There's something real in the impedance mismatch argument that I think the replies here are too quick to dismiss. The browser's programming model is fundamentally about a graph of objects with identity, managed by a GC, mutated through a rich API surface. Linear memory is genuinely a poor match for that, and the history of FFI across mismatched memory models (JNI, ctypes, etc.) tells us this kind of boundary is where bugs and performance problems tend to concentrate. You're right to point at that.
Where I think the argument goes wrong is in treating "most websites don't use WASM" as evidence that WASM is a bad fit for the web. Most websites also don't use WebGL, WebAudio, or SharedArrayBuffer. The web isn't one thing. There's a huge population of sites that are essentially documents with some interactivity, and JS is obviously correct for those. Then there's a smaller but economically significant set of applications (Figma, Google Earth, Photoshop, game engines) where WASM is already the only viable path because JS can't get close on compute performance.
The component model proposal isn't trying to replace JS for the document-web. It's trying to lower the cost of the glue layer for that second category of application, where today you end up maintaining a parallel JS shim that does nothing but shuttle data across the boundary. Whether the component model is the right design for that is a fair question. But "JS is the right abstraction" and "WASM is the wrong abstraction" aren't really in tension, because they're serving different parts of the same platform.
The analogy I'd reach for is GPU compute. Nobody argues that shaders should replace CPU code for most application logic, but that doesn't make the GPU a "dud" or a second-class citizen. It means the platform has two execution models optimized for different workloads, and the interesting engineering problem is making the boundary between them less painful.
> The browser's programming model is fundamentally about a graph of objects with identity, managed by a GC, mutated through a rich API surface.
Even more to the point, for the past couple of decades the browser's programming model has just been "write JavaScript". Of course it's going to fit JavaScript better than something else right now! That's an emergent property though, not something inherent about the web in the abstract.

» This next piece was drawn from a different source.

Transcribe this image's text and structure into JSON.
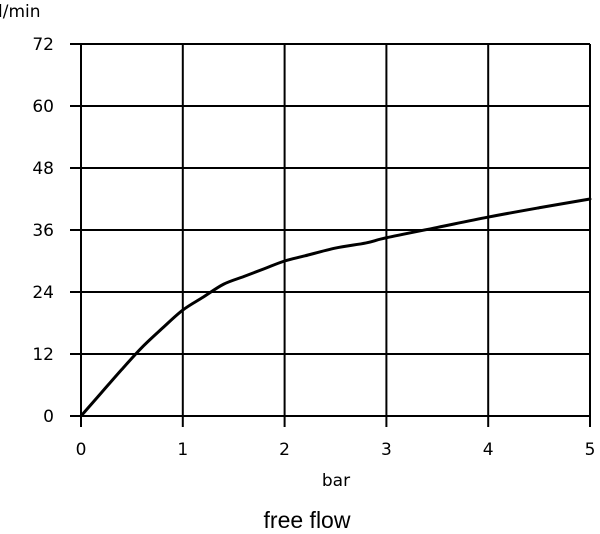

There's an argument to be made that we shouldn't bother trying to change this, but it's not the same as arguing that the web can't possibly evolve to support other things as well. In other words, the current model for web programming we have is a local optimum, but statements like the the one at the root of this comment chain talk like it's a global one, and I don't think that's self-evident. Without addressing whether they're opposed to the concept or the amount of work it would take, it's hard to have a meaningful discussion.